Libro Credit Union Limited
- Type: Credit Union
- Industry: Financial services
- Founded: 1951
- Headquarters: 217 York Street London, Ontario N6A 5P9
- Key people: Shawn Good president & CEO Stephen Bolton former president & Former CEO Jack Smit former president & CEO
- Revenue: C$132.61 million (2021)
- Net income: C$13.32 million (2021)
- AUM: C$6.80 billion (2021)
- Total assets: C$5.39 billion (2021)
- Number of employees: 700
- Website: www.libro.ca

= Libro Credit Union =

Credit union in Canada

Libro Credit Union, Libro, or Libro Credit Union Limited, is a credit union based in London, Ontario, Canada. Libro is owned by its customers, who direct the institution's decisions. Libro offers many financial services, including chequing and savings accounts, loans, mortgages, investments, financial coaching and advice for consumers and farm and business owners. Deposits are insured by the Financial Services Regulatory Authority of Ontario (FSRA).

Libro was founded in 1951 by the Dutch Catholic immigrants in the Diocese of London, who sponsored Theodore J. Smeenk to immigrate to London and seconded him to establish it. In 1953 the name was changed to St. Willibrord Community Credit Union and to Libro Financial Group in 2006. The credit union has grown and expanded across Southwestern Ontario through mergers with other credit unions in London, Blenheim, Kitchener-Waterloo, St. Thomas and Wingham.

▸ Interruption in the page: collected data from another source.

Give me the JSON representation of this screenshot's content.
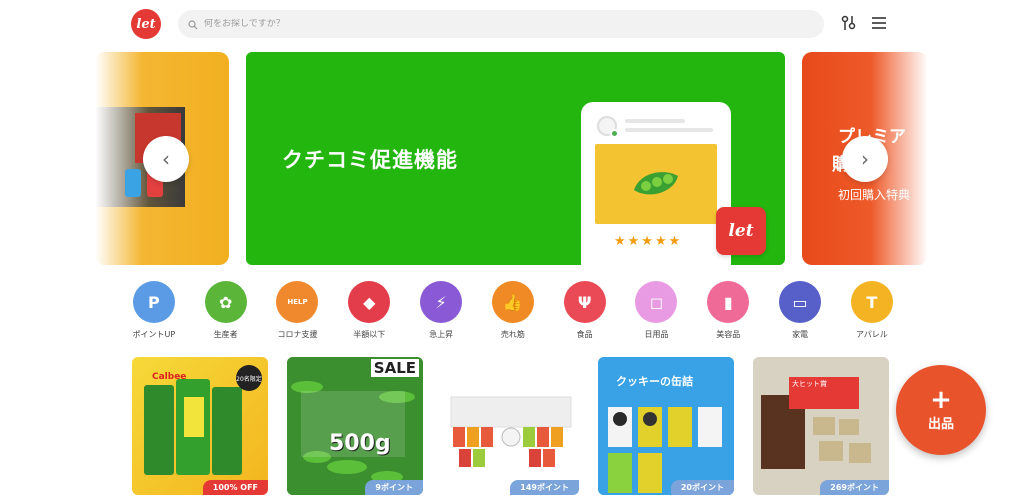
{
  "header": {
    "logo_text": "let",
    "search_placeholder": "何をお探しですか？"
  },
  "banner": {
    "main_title": "クチコミ促進機能",
    "main_badge": "let",
    "right_title_1": "プレミア",
    "right_title_2": "購入",
    "right_subtitle": "初回購入特典",
    "stars": "★★★★★"
  },
  "categories": [
    {
      "label": "ポイントUP",
      "icon": "p-icon",
      "glyph": "P",
      "color": "#5b9be6"
    },
    {
      "label": "生産者",
      "icon": "sprout-icon",
      "glyph": "✿",
      "color": "#5bb539"
    },
    {
      "label": "コロナ支援",
      "icon": "help-icon",
      "glyph": "HELP",
      "color": "#f0892d"
    },
    {
      "label": "半額以下",
      "icon": "price-tag-icon",
      "glyph": "◆",
      "color": "#e33c4b"
    },
    {
      "label": "急上昇",
      "icon": "lightning-icon",
      "glyph": "⚡",
      "color": "#8a5ad6"
    },
    {
      "label": "売れ筋",
      "icon": "thumbs-up-icon",
      "glyph": "👍",
      "color": "#f08a24"
    },
    {
      "label": "食品",
      "icon": "utensils-icon",
      "glyph": "Ψ",
      "color": "#ea4a56"
    },
    {
      "label": "日用品",
      "icon": "bag-icon",
      "glyph": "◻",
      "color": "#e89be3"
    },
    {
      "label": "美容品",
      "icon": "cosmetics-icon",
      "glyph": "▮",
      "color": "#ef6a96"
    },
    {
      "label": "家電",
      "icon": "tv-icon",
      "glyph": "▭",
      "color": "#5660c8"
    },
    {
      "label": "アパレル",
      "icon": "tshirt-icon",
      "glyph": "T",
      "color": "#f4b323"
    }
  ],
  "products": [
    {
      "name": "potato-snack",
      "tag": "100% OFF",
      "badge": "20名限定",
      "tag_color": "#e53935"
    },
    {
      "name": "edamame",
      "tag": "9ポイント",
      "sale": "SALE",
      "weight": "500g",
      "tag_color": "#7ba4db"
    },
    {
      "name": "jelly-set",
      "tag": "149ポイント",
      "tag_color": "#7ba4db"
    },
    {
      "name": "cookie-can",
      "tag": "20ポイント",
      "title": "クッキーの缶詰",
      "tag_color": "#7ba4db"
    },
    {
      "name": "chocolate-outlet",
      "tag": "269ポイント",
      "note": "大ヒット賞",
      "tag_color": "#7ba4db"
    }
  ],
  "fab": {
    "plus": "+",
    "label": "出品"
  }
}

Libro has over 103,000 members and $4.2 billion in assets under administration.{December 2017} There are 660 employees at 31 branches across southwestern Ontario and at the administration office in London, Ontario. Jack Smit was president and CEO from 1988 to 2012. He was also the chair of the Central 1 board of directors. Jack announced in August 2011 that he would retire on January 31, 2012. Stephen Bolton accepted the position of president and CEO, head coach on February 1, 2012.

As of February 13, 2023, Libro Credit Union announced the appointment of Shawn Good as President, Chief Executive Officer and Head Coach, effective May 1, 2023.

On June 4, 2010, Libro launched Young & Free Ontario with United Communities Credit Union.

In June 2013 Libro and United Communities Credit Union announced their intent to combine operations. On January 1, 2014, the two credit unions amalgamated. On January 1, the Kellogg Employee Credit Union announced that it would join Libro as of March 31, following the closure of the Kellogg cereal plant in London. In 2015 Hald-Nor Credit Union joined Libro with four branches in Haldimand and Norfolk counties.

On September 22, 2026, Libro announced they had signed a memorandum of understanding to explore a proposed merger with Tru Cooperative Bank.